Regression

by William S. Lind

Congratulations on the July issue. A number of articles showed a growing and deepening understanding of maneuver warfare, including those by Col Gary W. Anderson, Capt Paul C. Schreck, Capt Francis C. Halliwell, Capts Michael F. McNamara and Paul C. Kennedy, and 1stLt Michael O. Barron. Jr.

Unfortunately, while Maj Kenneth F. McKenzie, Jr’s article, “On the Verge of a New Era: The Marine Corps and Maneuver Warfare,” starts out well with its brief history of maneuver warfare and the Marine Corps, it quickly gets badly off the track. The concepts that, according to Maj McKenzie, are central to the draft FMFM 2-1-battlefield geometry, battlefield systems, and top-down planning-do not represent the institutionalizatiort of maneuver warfare but rather its abandonment. These are the guiding concepts of methodical battle, the opposite of maneuver warfare.

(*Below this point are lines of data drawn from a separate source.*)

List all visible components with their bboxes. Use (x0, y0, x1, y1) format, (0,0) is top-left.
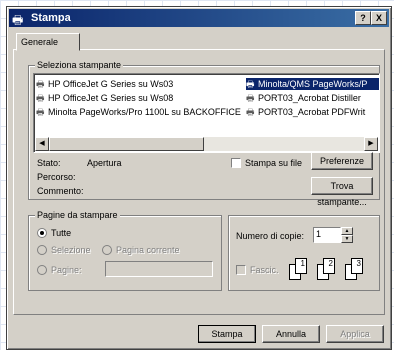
printer-icon: 🖶 (246, 79, 255, 89)
printer-item[interactable]: 🖶 Minolta PageWorks/Pro 1100L su BACKOFFI… (36, 106, 241, 118)
print-to-file-label: Stampa su file (245, 158, 303, 168)
printer-icon: 🖶 (246, 107, 255, 117)
all-pages-radio[interactable] (37, 228, 47, 238)
copies-label: Numero di copie: (236, 231, 305, 241)
printer-item[interactable]: 🖶 PORT03_Acrobat Distiller (246, 92, 361, 104)
close-button[interactable]: X (371, 11, 387, 25)
pages-range-input[interactable] (105, 261, 213, 277)
printer-item[interactable]: 🖶 HP OfficeJet G Series su Ws03 (36, 78, 173, 90)
collate-checkbox[interactable] (236, 265, 246, 275)
status-value: Apertura (87, 158, 122, 168)
cancel-button[interactable]: Annulla (262, 325, 320, 343)
spin-down-icon[interactable]: ▼ (341, 235, 353, 243)
scroll-right-arrow-icon[interactable]: ▶ (364, 137, 378, 151)
page-range-label: Pagine da stampare (35, 210, 120, 220)
page-icon: 2 (323, 258, 335, 274)
find-printer-button[interactable]: Trova stampante... (311, 177, 373, 207)
printer-icon: 🖶 (12, 13, 24, 27)
window-title: Stampa (31, 12, 71, 24)
printer-item-selected[interactable]: 🖶 Minolta/QMS PageWorks/P (246, 78, 379, 90)
page-icon: 3 (351, 258, 363, 274)
printer-item[interactable]: 🖶 HP OfficeJet G Series su Ws08 (36, 92, 173, 104)
current-page-radio[interactable] (102, 245, 112, 255)
print-to-file-checkbox[interactable] (231, 158, 241, 168)
copies-group (228, 215, 380, 291)
title-bar[interactable]: 🖶 Stampa ? X (9, 9, 389, 27)
printer-list[interactable]: 🖶 HP OfficeJet G Series su Ws03 🖶 HP Offic… (33, 73, 380, 153)
help-button[interactable]: ? (355, 11, 371, 25)
pages-label: Pagine: (51, 265, 82, 275)
printer-icon: 🖶 (36, 107, 45, 117)
apply-button[interactable]: Applica (326, 325, 384, 343)
copies-input[interactable]: 1 (313, 227, 341, 243)
tab-general[interactable]: Generale (16, 33, 80, 51)
selection-radio[interactable] (37, 245, 47, 255)
page-icon: 1 (295, 258, 307, 274)
current-page-label: Pagina corrente (116, 245, 180, 255)
printer-icon: 🖶 (246, 93, 255, 103)
printer-icon: 🖶 (36, 79, 45, 89)
location-label: Percorso: (37, 172, 76, 182)
comment-label: Commento: (37, 186, 84, 196)
printer-item[interactable]: 🖶 PORT03_Acrobat PDFWrit (246, 106, 365, 118)
print-button[interactable]: Stampa (198, 325, 256, 343)
select-printer-label: Seleziona stampante (35, 60, 124, 70)
copies-spinner[interactable]: ▲ ▼ (341, 227, 353, 243)
status-label: Stato: (37, 158, 61, 168)
scroll-left-arrow-icon[interactable]: ◀ (35, 137, 49, 151)
printer-list-hscroll[interactable]: ◀ ▶ (35, 137, 378, 151)
pages-radio[interactable] (37, 265, 47, 275)
collate-label: Fascic. (250, 265, 279, 275)
print-dialog: 🖶 Stampa ? X Generale Seleziona stampant… (6, 6, 392, 350)
all-pages-label: Tutte (51, 228, 72, 238)
scroll-thumb[interactable] (49, 137, 204, 151)
selection-label: Selezione (51, 245, 91, 255)
printer-icon: 🖶 (36, 93, 45, 103)
spin-up-icon[interactable]: ▲ (341, 227, 353, 235)
preferences-button[interactable]: Preferenze (311, 152, 373, 170)
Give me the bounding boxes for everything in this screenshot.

Maj McKenzie makes plain the source of these fundamental doctrinal errors: the Marine Corps has (again) been copying the Army’s doctrine. Regrettably, after some progress toward maneuver warfare in the early 1980s, the Army has gone hard in the other direction. Army doctrine is now dominated by the concept of “synchronization,” which under different terms was also the centerpiece of French army doctrine in the 1930s, Intelligence preparation of the battlefield, battlefield operating systems, and battlefield activities, etc., all flow logically from synchronization, which is to say they are all incompatible with maneuver warfare.

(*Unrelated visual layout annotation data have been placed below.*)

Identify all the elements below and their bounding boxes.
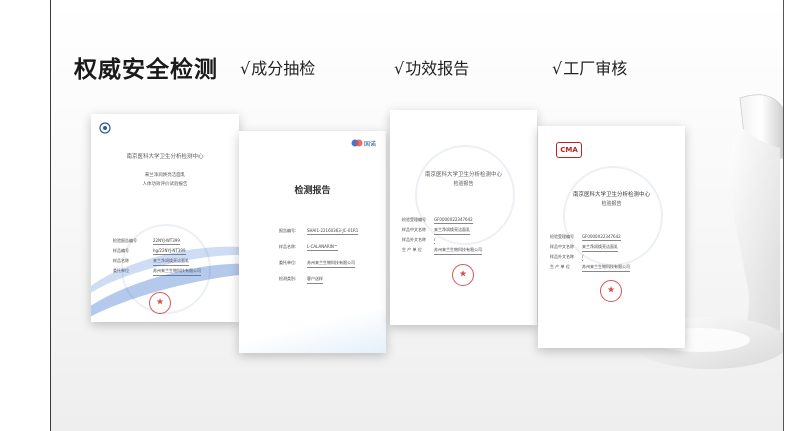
blue-wave-decoration: [239, 311, 386, 353]
official-stamp: [452, 264, 474, 286]
right-frame-line: [783, 0, 784, 431]
doc-row: 样品外文名称 /: [402, 237, 436, 244]
doc-subtitle: 来兰净润焕亮洁面乳: [144, 173, 186, 178]
check-icon: √: [394, 59, 405, 78]
doc-row: 报告编号: SHAI1-22160363-JC-01R1: [279, 228, 359, 235]
doc-title: 检测报告: [294, 186, 331, 196]
doc-row: 检验受理编号 GF0000X22347642: [402, 217, 473, 224]
doc-subtitle: 检验报告: [453, 181, 474, 187]
cma-logo: CMA: [556, 142, 582, 158]
section-heading: 权威安全检测: [74, 57, 218, 83]
doc-row: 样品中文名称 来兰净润焕亮洁面乳: [390, 227, 537, 235]
doc-subtitle: 检验报告: [601, 201, 622, 207]
check-icon: √: [240, 59, 251, 78]
doc-row: 生 产 单 位苏州来兰生物科技有限公司: [538, 264, 685, 272]
report-card-1: 南京医科大学卫生分析检测中心 来兰净润焕亮洁面乳 人体功效评价试验报告 检验报告…: [91, 114, 239, 322]
left-frame-line: [50, 0, 51, 431]
doc-org: 南京医科大学卫生分析检测中心: [126, 154, 204, 160]
check-item-efficacy: √功效报告: [394, 55, 469, 79]
report-card-4: CMA 南京医科大学卫生分析检测中心 检验报告 检验受理编号 GF0000X223…: [538, 126, 685, 348]
doc-org: 南京医科大学卫生分析检测中心: [424, 172, 502, 178]
check-label: 功效报告: [405, 59, 470, 78]
university-logo-icon: [99, 122, 111, 134]
doc-row: 生 产 单 位苏州来兰生物科技有限公司: [390, 247, 537, 255]
check-icon: √: [552, 59, 563, 78]
report-card-2: 国诺 检测报告 报告编号: SHAI1-22160363-JC-01R1 样品名称…: [239, 131, 386, 353]
report-card-3: 南京医科大学卫生分析检测中心 检验报告 检验受理编号 GF0000X2234764…: [390, 110, 537, 325]
check-label: 成分抽检: [251, 59, 316, 78]
doc-row: 样品名称: L-CALANARIN™: [279, 244, 338, 251]
doc-row: 委托单位: 苏州来兰生物科技有限公司: [239, 260, 386, 268]
brand-name: 国诺: [364, 141, 377, 148]
doc-subtitle: 人体功效评价试验报告: [142, 182, 188, 187]
doc-row: 样品外文名称 /: [550, 254, 584, 261]
check-label: 工厂审核: [563, 59, 628, 78]
check-item-ingredient: √成分抽检: [240, 55, 315, 79]
doc-row: 检验报告编号 22NYJ-WT399: [113, 238, 180, 245]
doc-row: 检验受理编号 GF0000X22347642: [550, 234, 621, 241]
doc-row: 样品中文名称 来兰净润焕亮洁面乳: [538, 244, 685, 252]
doc-row: 检测类别: 客户送样: [239, 276, 386, 284]
doc-org: 南京医科大学卫生分析检测中心: [572, 192, 650, 198]
check-item-factory: √工厂审核: [552, 55, 627, 79]
official-stamp: [600, 280, 622, 302]
brand-logo-icon: [351, 139, 363, 147]
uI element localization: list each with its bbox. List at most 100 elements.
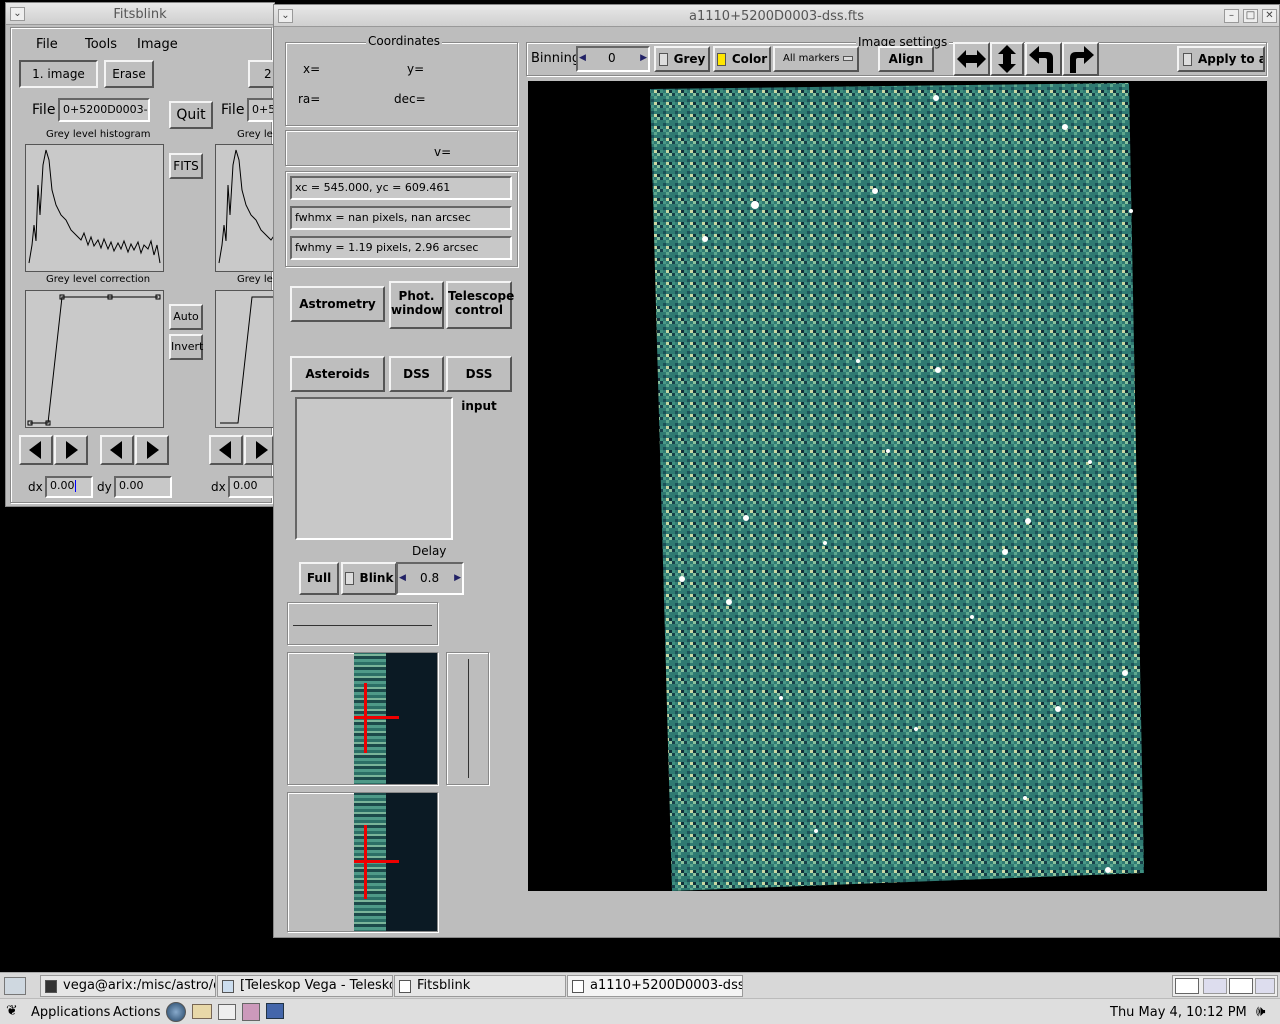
editor-launcher-icon[interactable] <box>218 1004 236 1020</box>
apply-to-all-checkbox[interactable] <box>1183 53 1192 66</box>
menu-tools[interactable]: Tools <box>85 37 117 52</box>
fitsblink-titlebar[interactable]: ⌄ Fitsblink <box>6 3 274 25</box>
next-arrow-button[interactable] <box>54 435 88 465</box>
quit-button[interactable]: Quit <box>169 101 213 129</box>
close-icon[interactable]: ✕ <box>1262 9 1277 23</box>
zoom-thumbnail-1 <box>287 652 438 785</box>
actions-menu[interactable]: Actions <box>113 1005 161 1020</box>
dss-button[interactable]: DSS <box>389 356 444 392</box>
task-teleskop[interactable]: [Teleskop Vega - Telesko <box>217 975 393 997</box>
fwhmy-field: fwhmy = 1.19 pixels, 2.96 arcsec <box>290 236 512 260</box>
binning-decrease-icon[interactable]: ◀ <box>579 53 586 63</box>
erase-button[interactable]: Erase <box>104 60 154 88</box>
binning-increase-icon[interactable]: ▶ <box>640 53 647 63</box>
value-frame <box>285 130 518 166</box>
browser-launcher-icon[interactable] <box>166 1002 186 1022</box>
next-arrow-button-3[interactable] <box>244 435 274 465</box>
window-icon <box>399 980 411 993</box>
zoom-dark-area-1 <box>386 653 437 784</box>
dx2-field[interactable]: 0.00 <box>228 476 278 498</box>
left-arrow-icon <box>110 441 122 459</box>
full-button[interactable]: Full <box>299 562 339 595</box>
invert-button[interactable]: Invert <box>169 334 203 360</box>
correction-plot <box>25 290 164 428</box>
color-checkbox[interactable] <box>716 53 726 66</box>
image-window-titlebar[interactable]: ⌄ a1110+5200D0003-dss.fts – □ ✕ <box>274 5 1279 27</box>
telescope-control-button[interactable]: Telescope control <box>446 281 514 329</box>
file-field[interactable]: 0+5200D0003-ds <box>58 98 150 122</box>
grey-toggle[interactable]: Grey <box>654 46 710 72</box>
apply-to-all-toggle[interactable]: Apply to al <box>1177 46 1265 72</box>
markers-dropdown[interactable]: All markers <box>773 46 859 72</box>
dy-field[interactable]: 0.00 <box>114 476 172 498</box>
window-icon <box>572 980 584 993</box>
correction2-curve <box>220 296 278 424</box>
auto-button[interactable]: Auto <box>169 304 203 330</box>
taskbar: vega@arix:/misc/astro/da [Teleskop Vega … <box>0 972 1280 998</box>
dx-field[interactable]: 0.00 <box>45 476 93 498</box>
workspace-switcher[interactable] <box>1172 975 1278 997</box>
correction2-plot <box>215 290 278 428</box>
task-terminal-label: vega@arix:/misc/astro/da <box>63 978 216 993</box>
image-2-button[interactable]: 2 <box>248 60 276 88</box>
rotate-left-icon <box>1029 46 1053 73</box>
menu-image[interactable]: Image <box>137 37 178 52</box>
dec-label: dec= <box>394 92 426 106</box>
delay-increase-icon[interactable]: ▶ <box>454 573 461 583</box>
menu-file[interactable]: File <box>36 37 58 52</box>
task-image-window-label: a1110+5200D0003-dss.fts <box>590 978 742 993</box>
correction-curve <box>27 294 161 426</box>
screen-launcher-icon[interactable] <box>266 1003 284 1019</box>
astrometry-button[interactable]: Astrometry <box>290 286 385 322</box>
workspace-3[interactable] <box>1229 978 1253 994</box>
v-label: v= <box>434 145 452 159</box>
workspace-4[interactable] <box>1255 978 1275 994</box>
correction-label: Grey level correction <box>46 274 151 285</box>
volume-icon[interactable]: 🕪 <box>1256 1003 1265 1019</box>
rotate-right-button[interactable] <box>1062 42 1099 76</box>
workspace-2[interactable] <box>1203 978 1227 994</box>
maximize-icon[interactable]: □ <box>1243 9 1258 23</box>
mail-launcher-icon[interactable] <box>192 1004 212 1019</box>
image-1-button[interactable]: 1. image <box>19 60 98 88</box>
image-window: ⌄ a1110+5200D0003-dss.fts – □ ✕ Coordina… <box>273 4 1280 938</box>
image-canvas[interactable] <box>528 81 1267 891</box>
asteroids-button[interactable]: Asteroids <box>290 356 385 392</box>
rotate-left-button[interactable] <box>1025 42 1062 76</box>
y-label: y= <box>407 62 425 76</box>
blink-checkbox[interactable] <box>344 572 354 585</box>
gnome-foot-icon[interactable]: ❦ <box>6 1003 22 1019</box>
histogram2-curve <box>218 149 277 264</box>
prev-arrow-button[interactable] <box>19 435 53 465</box>
phot-window-button[interactable]: Phot. window <box>389 281 444 329</box>
minimize-icon[interactable]: – <box>1224 9 1239 23</box>
binning-spinner[interactable]: ◀ 0 ▶ <box>576 46 650 72</box>
task-image-window[interactable]: a1110+5200D0003-dss.fts <box>567 975 743 997</box>
task-fitsblink[interactable]: Fitsblink <box>394 975 566 997</box>
next-arrow-button-2[interactable] <box>135 435 169 465</box>
delay-spinner[interactable]: ◀ 0.8 ▶ <box>396 562 464 595</box>
grey-checkbox[interactable] <box>658 53 668 66</box>
blink-button[interactable]: Blink <box>341 562 397 595</box>
task-terminal[interactable]: vega@arix:/misc/astro/da <box>40 975 216 997</box>
fitsblink-window: ⌄ Fitsblink File Tools Image 1. image Er… <box>5 2 279 507</box>
show-desktop-icon[interactable] <box>4 977 26 995</box>
file-manager-launcher-icon[interactable] <box>242 1003 260 1021</box>
workspace-1[interactable] <box>1175 978 1199 994</box>
flip-vertical-button[interactable] <box>990 42 1024 76</box>
dss-input-button[interactable]: DSS input <box>446 356 512 413</box>
image-window-title: a1110+5200D0003-dss.fts <box>689 9 864 24</box>
delay-decrease-icon[interactable]: ◀ <box>399 573 406 583</box>
prev-arrow-button-2[interactable] <box>100 435 134 465</box>
clock[interactable]: Thu May 4, 10:12 PM <box>1110 1005 1247 1020</box>
applications-menu[interactable]: Applications <box>31 1005 110 1020</box>
align-button[interactable]: Align <box>878 46 934 72</box>
crosshair-horizontal-2 <box>354 860 399 863</box>
vertical-profile-frame <box>446 652 489 785</box>
color-toggle[interactable]: Color <box>713 46 771 72</box>
prev-arrow-button-3[interactable] <box>209 435 243 465</box>
fits-button[interactable]: FITS <box>169 153 203 179</box>
histogram2-plot <box>215 144 277 272</box>
flip-horizontal-button[interactable] <box>953 42 990 76</box>
blink-label: Blink <box>359 571 394 585</box>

In the late 1980s the Marine Corps demonstrated with the excellent Warfighting, Campaigning, and Tactics FMFMs that it was capable of thinking for itself and did not need to copy the Army’s doctrine, Each of these manuals is far superior to anything the Army has produced and all of them are used in a number of Army units. For Quantico now to return to copying seriously defective Army manuals that directly contradict the Marine Corps’ doctrine of maneuver warfare is both damaging and unnecessary.

As to the draft FMFM 2-1, if it follows the lines laid out in Maj McKenzie’s article, it represents a sad case of doctrinal regression.